A: We can solve the equations of equilibrium using the following steps:

  1. Express RP in terms of RQ: RP = -RQ
  2. Express W1 in terms of W2: W1 = -W2
  3. Substitute the expressions for RP and W1 into equation (3): RQ * 2000 - W2 * 1000 = 0
  4. Substitute the expression for W2 into equation (4): RQ * 1000 - W2 * 2000 = 0

Q: What is the significance of the negative sign in the reaction forces?

A: The negative sign in the reaction forces indicates that the force is directed downwards. In this problem, the reaction force at support P is -1000 N, which means that the force is directed downwards.

Q: Can we apply this method to other problems?

A: Yes, this method can be applied to other problems involving static equilibrium.
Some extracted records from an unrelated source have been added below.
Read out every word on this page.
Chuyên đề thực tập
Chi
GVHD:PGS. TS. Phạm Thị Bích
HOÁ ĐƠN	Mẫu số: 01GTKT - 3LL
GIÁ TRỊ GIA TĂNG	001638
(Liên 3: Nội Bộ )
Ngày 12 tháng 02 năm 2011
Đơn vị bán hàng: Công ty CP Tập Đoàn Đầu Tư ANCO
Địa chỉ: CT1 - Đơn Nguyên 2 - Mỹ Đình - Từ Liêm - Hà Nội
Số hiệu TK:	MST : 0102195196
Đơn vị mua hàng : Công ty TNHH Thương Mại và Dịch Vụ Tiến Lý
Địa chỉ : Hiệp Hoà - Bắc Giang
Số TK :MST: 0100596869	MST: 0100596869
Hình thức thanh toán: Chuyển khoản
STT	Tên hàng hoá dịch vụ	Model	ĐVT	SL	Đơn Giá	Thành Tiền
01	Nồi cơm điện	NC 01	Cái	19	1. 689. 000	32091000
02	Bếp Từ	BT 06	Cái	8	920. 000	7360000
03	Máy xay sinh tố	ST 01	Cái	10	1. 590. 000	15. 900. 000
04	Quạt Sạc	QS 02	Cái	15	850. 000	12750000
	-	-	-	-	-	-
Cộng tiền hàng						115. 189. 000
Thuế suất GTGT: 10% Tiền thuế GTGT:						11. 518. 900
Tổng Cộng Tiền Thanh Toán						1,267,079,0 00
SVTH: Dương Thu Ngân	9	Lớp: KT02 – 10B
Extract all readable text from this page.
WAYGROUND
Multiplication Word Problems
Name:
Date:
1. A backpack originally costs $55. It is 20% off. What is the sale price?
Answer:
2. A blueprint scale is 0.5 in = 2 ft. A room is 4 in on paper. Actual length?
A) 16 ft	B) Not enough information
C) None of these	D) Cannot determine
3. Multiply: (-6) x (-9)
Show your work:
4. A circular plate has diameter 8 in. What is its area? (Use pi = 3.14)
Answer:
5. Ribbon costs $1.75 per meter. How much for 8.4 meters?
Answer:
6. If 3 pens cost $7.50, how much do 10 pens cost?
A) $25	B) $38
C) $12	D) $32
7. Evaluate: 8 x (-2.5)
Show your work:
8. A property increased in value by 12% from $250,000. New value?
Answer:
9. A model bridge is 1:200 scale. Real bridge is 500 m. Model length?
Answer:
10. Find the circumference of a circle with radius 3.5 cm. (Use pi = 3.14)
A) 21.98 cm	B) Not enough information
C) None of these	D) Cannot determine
The key is to identify the external forces and moments acting on the system and to write the equations of equilibrium.

Q: What are some common mistakes to avoid when solving problems like this?

A: Some common mistakes to avoid when solving problems like this include:

  • Failing to identify all the external forces and moments acting on the system
  • Writing incorrect equations of equilibrium
  • Failing to solve the equations of equilibrium correctly
  • Ignoring the units of the forces and moments

Conclusion

In this article, we answered some frequently asked questions related to the problem of a uniform bar with weights suspended between two supports. We hope that this article has provided a better understanding of the problem and the method used to solve it.

References

  • [1] "Engineering Mechanics: Statics" by Russell C. Hibbeler
  • [2] "Mechanics of Materials" by James M. Gere and Barry J. Goodno

Category

This problem belongs to the category of Physics and Mechanics.